L’obiettivo dell’associazione era quello di promuovere
la conoscenza dell’area grecanica del Salento e di
salvaguardare la cultura e la lingua che nel tempo si
stavano perdendo, attuando anche la gestione associata
delle funzioni e dei servizi turistici.
Nel
2001, per iniziativa dei nove comuni, viene
istituita l’Unione dei Comuni della Grecìa Salentina.
Dal
1° gennaio
2005 anche il comune di Carpignano Salentino
entra a far parte dell’ente; il
1° gennaio
2007 vi aderisce il comune di Cutrufiano.
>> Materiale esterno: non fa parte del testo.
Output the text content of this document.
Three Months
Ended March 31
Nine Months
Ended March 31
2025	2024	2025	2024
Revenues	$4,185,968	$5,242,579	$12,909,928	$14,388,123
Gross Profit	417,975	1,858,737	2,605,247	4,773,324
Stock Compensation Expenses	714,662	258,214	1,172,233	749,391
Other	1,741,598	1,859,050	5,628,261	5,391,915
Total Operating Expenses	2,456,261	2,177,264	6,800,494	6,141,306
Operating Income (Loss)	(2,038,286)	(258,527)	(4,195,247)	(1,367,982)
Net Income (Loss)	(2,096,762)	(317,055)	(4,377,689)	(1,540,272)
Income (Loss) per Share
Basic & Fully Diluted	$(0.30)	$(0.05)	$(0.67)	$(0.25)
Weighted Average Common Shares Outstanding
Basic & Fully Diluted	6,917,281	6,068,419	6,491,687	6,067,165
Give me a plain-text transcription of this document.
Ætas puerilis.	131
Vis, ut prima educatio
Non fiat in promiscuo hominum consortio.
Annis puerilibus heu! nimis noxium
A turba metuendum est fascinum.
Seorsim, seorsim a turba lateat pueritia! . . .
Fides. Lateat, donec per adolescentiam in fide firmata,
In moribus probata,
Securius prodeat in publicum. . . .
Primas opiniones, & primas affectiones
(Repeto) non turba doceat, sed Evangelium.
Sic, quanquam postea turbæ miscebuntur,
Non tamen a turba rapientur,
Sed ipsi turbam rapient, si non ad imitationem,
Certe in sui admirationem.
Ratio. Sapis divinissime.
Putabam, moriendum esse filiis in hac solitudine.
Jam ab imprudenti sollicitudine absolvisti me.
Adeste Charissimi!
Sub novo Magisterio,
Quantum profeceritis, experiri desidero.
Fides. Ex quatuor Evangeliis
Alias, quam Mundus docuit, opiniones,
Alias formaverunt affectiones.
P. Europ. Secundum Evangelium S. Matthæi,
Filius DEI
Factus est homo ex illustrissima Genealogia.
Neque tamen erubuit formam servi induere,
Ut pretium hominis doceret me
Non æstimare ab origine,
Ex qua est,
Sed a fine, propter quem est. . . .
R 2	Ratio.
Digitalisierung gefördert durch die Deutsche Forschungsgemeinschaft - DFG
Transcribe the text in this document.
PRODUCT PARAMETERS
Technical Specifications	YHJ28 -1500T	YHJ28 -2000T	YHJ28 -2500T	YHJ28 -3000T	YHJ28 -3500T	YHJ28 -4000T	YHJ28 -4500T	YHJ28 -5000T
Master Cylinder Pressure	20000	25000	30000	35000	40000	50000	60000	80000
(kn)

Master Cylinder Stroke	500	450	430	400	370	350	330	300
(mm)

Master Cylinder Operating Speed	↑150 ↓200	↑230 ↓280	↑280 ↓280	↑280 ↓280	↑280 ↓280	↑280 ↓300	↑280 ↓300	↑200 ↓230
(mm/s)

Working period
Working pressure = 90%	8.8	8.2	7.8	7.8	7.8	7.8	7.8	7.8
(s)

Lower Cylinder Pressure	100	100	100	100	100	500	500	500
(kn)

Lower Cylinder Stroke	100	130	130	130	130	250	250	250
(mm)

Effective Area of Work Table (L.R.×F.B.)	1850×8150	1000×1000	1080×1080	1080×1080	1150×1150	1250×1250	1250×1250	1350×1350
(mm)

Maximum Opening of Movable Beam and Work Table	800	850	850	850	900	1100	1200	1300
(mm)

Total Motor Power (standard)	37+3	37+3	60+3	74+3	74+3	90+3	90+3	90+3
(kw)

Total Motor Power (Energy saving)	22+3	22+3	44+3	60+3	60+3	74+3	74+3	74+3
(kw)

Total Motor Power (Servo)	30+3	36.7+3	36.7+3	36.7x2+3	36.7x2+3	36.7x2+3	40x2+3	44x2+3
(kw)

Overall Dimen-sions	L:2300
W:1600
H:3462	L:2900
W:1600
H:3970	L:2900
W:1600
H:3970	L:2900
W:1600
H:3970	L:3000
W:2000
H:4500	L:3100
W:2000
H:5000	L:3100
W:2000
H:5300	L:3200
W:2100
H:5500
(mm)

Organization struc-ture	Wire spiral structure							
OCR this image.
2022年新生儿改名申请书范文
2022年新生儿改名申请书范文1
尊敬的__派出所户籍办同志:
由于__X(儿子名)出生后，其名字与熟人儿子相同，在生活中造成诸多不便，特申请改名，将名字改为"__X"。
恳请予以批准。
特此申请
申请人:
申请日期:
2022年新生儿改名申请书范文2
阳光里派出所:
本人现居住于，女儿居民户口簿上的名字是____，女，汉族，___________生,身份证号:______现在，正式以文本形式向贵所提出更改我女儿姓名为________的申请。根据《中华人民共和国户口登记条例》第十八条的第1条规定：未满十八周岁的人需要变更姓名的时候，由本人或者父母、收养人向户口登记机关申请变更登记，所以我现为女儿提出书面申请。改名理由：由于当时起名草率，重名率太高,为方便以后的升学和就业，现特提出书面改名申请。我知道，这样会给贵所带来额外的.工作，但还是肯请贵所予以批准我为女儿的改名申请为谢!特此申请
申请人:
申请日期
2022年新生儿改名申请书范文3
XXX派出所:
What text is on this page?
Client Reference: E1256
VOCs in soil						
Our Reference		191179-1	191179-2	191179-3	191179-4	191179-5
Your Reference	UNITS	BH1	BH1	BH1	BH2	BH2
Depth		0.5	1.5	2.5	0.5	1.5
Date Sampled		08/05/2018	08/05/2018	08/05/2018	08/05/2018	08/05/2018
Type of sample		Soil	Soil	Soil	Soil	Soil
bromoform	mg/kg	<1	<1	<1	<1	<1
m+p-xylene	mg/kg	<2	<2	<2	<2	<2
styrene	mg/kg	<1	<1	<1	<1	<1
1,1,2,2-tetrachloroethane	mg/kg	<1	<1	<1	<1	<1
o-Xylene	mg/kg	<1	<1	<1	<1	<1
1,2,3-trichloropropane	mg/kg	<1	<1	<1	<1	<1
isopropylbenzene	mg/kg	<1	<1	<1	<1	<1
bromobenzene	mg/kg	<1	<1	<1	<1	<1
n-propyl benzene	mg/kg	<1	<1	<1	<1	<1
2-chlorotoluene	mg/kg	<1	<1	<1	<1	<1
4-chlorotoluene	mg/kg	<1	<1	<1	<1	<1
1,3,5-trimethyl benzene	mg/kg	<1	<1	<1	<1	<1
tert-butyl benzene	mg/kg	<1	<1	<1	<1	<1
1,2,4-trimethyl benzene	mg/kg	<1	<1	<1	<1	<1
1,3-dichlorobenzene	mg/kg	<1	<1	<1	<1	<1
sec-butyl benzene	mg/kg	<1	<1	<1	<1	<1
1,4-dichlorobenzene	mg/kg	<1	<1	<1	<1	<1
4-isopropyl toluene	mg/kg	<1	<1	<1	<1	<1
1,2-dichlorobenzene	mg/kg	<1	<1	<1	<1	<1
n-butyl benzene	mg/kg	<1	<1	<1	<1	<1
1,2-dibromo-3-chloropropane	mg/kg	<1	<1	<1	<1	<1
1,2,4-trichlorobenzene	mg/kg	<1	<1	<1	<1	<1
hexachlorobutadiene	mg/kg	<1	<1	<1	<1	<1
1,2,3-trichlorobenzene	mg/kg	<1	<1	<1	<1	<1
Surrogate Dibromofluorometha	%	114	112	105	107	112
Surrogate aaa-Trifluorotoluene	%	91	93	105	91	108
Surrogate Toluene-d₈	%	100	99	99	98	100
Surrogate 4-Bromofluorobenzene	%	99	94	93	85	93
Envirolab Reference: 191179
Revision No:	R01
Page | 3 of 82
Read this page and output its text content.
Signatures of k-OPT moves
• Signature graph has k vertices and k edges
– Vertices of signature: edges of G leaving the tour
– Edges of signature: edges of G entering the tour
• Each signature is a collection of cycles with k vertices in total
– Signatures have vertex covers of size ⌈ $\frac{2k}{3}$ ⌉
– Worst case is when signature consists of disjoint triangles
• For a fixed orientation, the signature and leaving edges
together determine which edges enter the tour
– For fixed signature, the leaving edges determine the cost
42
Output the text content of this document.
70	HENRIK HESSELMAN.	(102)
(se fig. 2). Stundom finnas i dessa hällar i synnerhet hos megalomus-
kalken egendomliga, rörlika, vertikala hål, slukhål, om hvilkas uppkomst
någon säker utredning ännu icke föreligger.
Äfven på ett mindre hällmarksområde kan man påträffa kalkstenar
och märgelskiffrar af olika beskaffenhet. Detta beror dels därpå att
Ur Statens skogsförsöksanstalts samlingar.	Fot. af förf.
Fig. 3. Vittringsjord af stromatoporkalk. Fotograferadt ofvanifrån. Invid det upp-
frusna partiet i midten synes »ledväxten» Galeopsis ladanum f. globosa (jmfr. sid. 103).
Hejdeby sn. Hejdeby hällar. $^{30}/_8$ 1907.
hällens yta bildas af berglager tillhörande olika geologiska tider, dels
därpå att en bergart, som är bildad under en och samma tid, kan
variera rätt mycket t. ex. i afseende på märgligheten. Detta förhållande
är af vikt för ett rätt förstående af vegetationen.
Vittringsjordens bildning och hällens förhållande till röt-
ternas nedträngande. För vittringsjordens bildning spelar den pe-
Attualmente la popolazione di riferimento dell’Unione è
di 54.278 abitanti (Dati Istat al
31 dicembre
2005), che risulta una delle più grandi per
questa tipologia di ente.
Dell'Unione dei Comuni della Grecìa Salentina fanno
parte attualmente undici centri contrassegnati dal rosso
nella piantina:
-
Calimera (Kalimera, buongiorno,
in greco) secondo comune ellenofono più popoloso dei
comuni della Grecìa salentina di cui presiede
l’Unione.
-
Carpignano Salentino (non
ellenofono, in rosa nella foto 1)
-
Castrignano dei Greci
-
Corigliano d'Otranto
-
Cutrofiano (non ellenofono, in
rosa nella foto 1)
-
Martano
-
Martignano
-
Melpignano
-
Soleto
-
Sternatia
Il fine di questa
presentazione è stato unicamente quello di farvi
conoscere alcune poesie tratte dal volume Loja j’agàpi
(Parole per amore) che contiene una raccolta curata da
alcuni poeti contemporanei “calimeresi” per promuovere
il contenuto socio-culturale, estetico e storico
espresso nella lingua “grika” affinchè diventi
patrimonio accessibile a tutti, salvaguardando canti,
musica, miti, riti, privilegiando in questa operazione
chi ancora oggi, come loro, parla, pensa e scrive testi
in griko, pur dichiarandosi “uomo di questi tempi”.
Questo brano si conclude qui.